Открываю клейкую ленту и приклеиваю листок с планом к левому углу бланка для донесений.

Показался и долго грохотал на стыках, прогибая рельсы, переваливший, видимо, через горы и весь засыпанный снегом бесконечный товарный состав. В углу автомобильного зеркала снова появилась фигура моего преследователя, как я и ожидал — тот самый молодой человек, Тасиро. Неожиданно он пропадает из поля зрения, но тут же собственной персоной оказывается у окна. Сделав пальцем знак, что перейдет сейчас на другую сторону, он обходит машину, открывает переднюю дверцу, и ворвавшийся упругий поток воздуха, уплотненный поездом, издает звук, точно разбилось стекло, и беспорядочно разбрасывает покоившиеся на моих коленях бланки для донесений. От пальто молодого человека, севшего в машину, в нос ударяет запах нафталина. И те несколько минут, а может быть, несколько десятков секунд, пока шел поезд, зрачки этого человека за стеклами очков все уменьшались, голова его все глубже втягивалась в воротник пальто и вся его жалкая фигурка, будто тонкая металлическая пластинка, начала резонировать в такт грохоту поезда. О чем хочет насплетничать этот человек? Еще хорошо, если насплетничать, а вдруг он пришел, чтобы своими россказнями заморочить мне голову? Многообещающий молодой сотрудник… правда, если послушать управляющего, он, исчезнувший, был действительно человеком, какого встретишь не часто.
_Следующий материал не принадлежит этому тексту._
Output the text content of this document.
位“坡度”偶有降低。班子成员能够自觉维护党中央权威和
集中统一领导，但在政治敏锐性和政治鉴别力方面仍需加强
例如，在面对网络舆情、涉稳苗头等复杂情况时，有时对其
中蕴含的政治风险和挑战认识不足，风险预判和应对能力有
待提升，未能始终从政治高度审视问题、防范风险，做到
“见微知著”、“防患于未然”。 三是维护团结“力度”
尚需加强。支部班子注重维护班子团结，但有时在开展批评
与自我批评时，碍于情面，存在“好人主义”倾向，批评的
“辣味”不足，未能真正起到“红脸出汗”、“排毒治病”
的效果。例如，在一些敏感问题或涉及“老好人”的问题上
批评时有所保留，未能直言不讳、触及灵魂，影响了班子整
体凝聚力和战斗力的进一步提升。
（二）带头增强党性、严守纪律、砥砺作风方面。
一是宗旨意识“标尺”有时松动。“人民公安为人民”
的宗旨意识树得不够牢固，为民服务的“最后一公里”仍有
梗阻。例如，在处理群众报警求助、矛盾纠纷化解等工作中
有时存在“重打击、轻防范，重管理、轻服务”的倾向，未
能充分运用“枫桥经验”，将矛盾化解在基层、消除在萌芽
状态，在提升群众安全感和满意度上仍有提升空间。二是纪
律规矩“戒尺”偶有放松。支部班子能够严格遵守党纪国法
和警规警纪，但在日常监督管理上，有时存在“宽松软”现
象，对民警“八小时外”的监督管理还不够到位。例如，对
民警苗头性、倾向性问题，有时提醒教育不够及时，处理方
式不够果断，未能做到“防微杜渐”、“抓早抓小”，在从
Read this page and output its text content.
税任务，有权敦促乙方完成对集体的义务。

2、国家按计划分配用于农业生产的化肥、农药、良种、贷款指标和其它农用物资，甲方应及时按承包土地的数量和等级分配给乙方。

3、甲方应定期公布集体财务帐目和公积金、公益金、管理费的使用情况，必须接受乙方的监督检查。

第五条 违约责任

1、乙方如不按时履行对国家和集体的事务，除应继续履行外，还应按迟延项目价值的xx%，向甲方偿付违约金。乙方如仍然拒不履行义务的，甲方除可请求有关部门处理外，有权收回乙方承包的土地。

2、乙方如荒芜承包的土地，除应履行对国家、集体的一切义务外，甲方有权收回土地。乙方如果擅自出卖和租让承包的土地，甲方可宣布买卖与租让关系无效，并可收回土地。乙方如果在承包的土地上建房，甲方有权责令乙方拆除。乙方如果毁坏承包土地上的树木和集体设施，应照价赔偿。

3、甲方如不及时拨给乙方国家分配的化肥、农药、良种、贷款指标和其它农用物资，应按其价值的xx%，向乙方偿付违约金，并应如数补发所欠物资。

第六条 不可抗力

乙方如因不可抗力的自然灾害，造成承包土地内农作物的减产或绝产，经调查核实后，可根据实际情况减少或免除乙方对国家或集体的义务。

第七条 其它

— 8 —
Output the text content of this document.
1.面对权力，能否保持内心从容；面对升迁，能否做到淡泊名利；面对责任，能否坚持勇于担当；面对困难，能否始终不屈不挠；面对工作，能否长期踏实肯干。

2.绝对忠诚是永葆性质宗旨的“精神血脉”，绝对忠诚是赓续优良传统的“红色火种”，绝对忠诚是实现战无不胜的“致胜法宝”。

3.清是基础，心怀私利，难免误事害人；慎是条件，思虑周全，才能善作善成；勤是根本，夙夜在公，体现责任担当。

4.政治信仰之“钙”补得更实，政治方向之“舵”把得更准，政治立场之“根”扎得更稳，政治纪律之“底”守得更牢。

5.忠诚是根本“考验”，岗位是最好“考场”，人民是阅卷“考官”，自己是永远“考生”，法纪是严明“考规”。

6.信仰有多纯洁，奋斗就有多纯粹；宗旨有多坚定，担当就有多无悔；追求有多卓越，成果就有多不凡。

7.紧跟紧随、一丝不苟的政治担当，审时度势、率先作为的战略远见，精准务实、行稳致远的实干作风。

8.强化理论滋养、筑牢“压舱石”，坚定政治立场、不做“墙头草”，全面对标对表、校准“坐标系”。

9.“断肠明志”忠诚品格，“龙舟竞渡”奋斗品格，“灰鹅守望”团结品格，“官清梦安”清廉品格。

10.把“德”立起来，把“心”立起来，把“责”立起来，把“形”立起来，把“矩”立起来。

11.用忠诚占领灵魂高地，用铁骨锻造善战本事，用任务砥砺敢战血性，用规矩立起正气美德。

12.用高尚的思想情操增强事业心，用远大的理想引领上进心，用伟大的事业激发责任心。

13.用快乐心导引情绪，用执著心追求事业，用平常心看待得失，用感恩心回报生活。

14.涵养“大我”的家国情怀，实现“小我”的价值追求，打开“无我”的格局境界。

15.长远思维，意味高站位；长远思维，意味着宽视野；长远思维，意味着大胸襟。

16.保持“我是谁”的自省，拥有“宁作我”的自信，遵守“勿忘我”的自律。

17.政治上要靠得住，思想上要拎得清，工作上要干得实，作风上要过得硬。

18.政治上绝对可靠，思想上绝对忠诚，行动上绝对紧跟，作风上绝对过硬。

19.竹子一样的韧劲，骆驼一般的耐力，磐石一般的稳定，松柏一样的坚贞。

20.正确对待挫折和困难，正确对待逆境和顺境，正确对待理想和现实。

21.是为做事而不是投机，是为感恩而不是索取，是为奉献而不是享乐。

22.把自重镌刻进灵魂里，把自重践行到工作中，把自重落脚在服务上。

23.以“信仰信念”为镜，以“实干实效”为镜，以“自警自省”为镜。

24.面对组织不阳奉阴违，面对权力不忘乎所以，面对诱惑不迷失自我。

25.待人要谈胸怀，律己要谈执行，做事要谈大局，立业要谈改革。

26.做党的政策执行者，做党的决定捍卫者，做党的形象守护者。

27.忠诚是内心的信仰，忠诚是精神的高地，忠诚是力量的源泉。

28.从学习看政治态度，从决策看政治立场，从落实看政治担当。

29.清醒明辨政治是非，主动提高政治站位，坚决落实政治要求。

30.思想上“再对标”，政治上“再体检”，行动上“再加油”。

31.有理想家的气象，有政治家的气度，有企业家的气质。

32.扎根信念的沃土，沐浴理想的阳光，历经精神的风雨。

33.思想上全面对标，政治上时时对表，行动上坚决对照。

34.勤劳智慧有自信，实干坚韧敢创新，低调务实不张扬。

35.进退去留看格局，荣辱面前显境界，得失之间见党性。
Наконец поезд прошел. Оставив шум, словно в ухо залетела мошка.

— Какая противная погода.

И точно эти слова приведи в движение киноленту, он ослабил напряжение, сковывавшее его колени, и слегка повернулся ко мне. Когда я щелчком выбросил свою сигарету в приоткрытое окно, он, точно сменив меня, зажал в зубах сигарету и закурил, беспрерывно поправляя сползавшие вниз очки.

— Простите… Видите ли, я вам раньше сказал неправду… простите… и необходимости в этом, в общем-то, не было…

— Наверно, чтобы не рассердить управляющего?

— Возможно… хотя нет, думаю, что по другой причине. Управляющему ведь об этом должно быть точно известно… и все-таки даже управляющий почему-то не говорит правду и делает вид, что ничего не знает… а у меня в душе остался неприятный осадок, укор совести, что ли… будто я в сговоре с ним и предал начальника отдела Нэмуро…

— Не принимайте близко к сердцу. Если то, что вы хотите сообщить, принесет пользу Нэмуро, — прекрасно.

— Нет, никакой пользы не принесет. Я с самого начала знал, что мое сообщение окажется бесполезным. Иначе я бы ни за что не решился сказать неправду. Что бы я ни сообщил вам, все равно это окажется напрасным.

— Напрасным или нет — это уж разрешите мне судить.

— Речь идет об адресате, которому нужно было доставить те самые документы…

— Вы знали?

— Начальник отдела… — Он извлек из внутреннего кармана визитную карточку и театральным жестом помахал ею: — Я услышал и записал для памяти — он звонил по телефону, что доставит какие-то документы. Дня за два до того, как это случилось…

— Вот оно что, член муниципалитета… но что-то я об этом городке почти ничего не слышал.

— Он образован совсем недавно путем слияния нескольких деревень. Я ездил туда, но напрасно… как видите, и мы не сидели сложа руки…

Фраза, которую я уже слышал. Да это фраза брата, сказанная им на автомобильной стоянке… внезапно меня охватило невыносимое раздражение.

— Послушайте, ну а почему на этот раз вы наконец решились чистосердечно обо всем рассказать?

— В каком смысле?

Если бы я знал, в каком смысле, то стал бы я его здесь расспрашивать! Презрительно глядя на скованную, будто накрахмаленную фигуру своего собеседника, включаю радио. Капризный, полудетский голос под аккомпанемент гитары поет:

Больше ничего,
Больше ничего,
Только тебя я вижу во сне,
Больше ничего.
Тасиро, этот молодой человек, глубоко вздохнул, расправив плечи, вытер ладонью запотевшее стекло машины и действительно приготовился что-то сказать. Прямо впереди на дороге стеной вставало пропитанное водой, готовое разразиться дождем небо. Тесная машина, в которой невозможно отгородиться от сидящего рядом, сколько ни отодвигайся… кажется, что стук сердца собеседника слышится из твоей собственной груди… я тоже молча, зло продолжаю ждать…

— Ладно, скажу. — Он поднимает палец в воздух, выпрямляется, будто для того, чтобы посмотреть вдаль. — Выключите, пожалуйста, радио.

— Верно, лучше сказать. Такая уж у меня профессия — человеку, который сообщает мне те или иные сведения, абсолютно никакие неприятности не грозят.

Проносятся встречные электрички, точно стальными хлыстами полосуя мою машину. Испуганно взвизгнув, замолкает выключенное радио, вызывая в памяти бормашину. Примерно полмесяца назад у меня вырвали коренной зуб. Еще и сейчас, если я с силой втягиваю воздух, во рту ощущается вкус крови.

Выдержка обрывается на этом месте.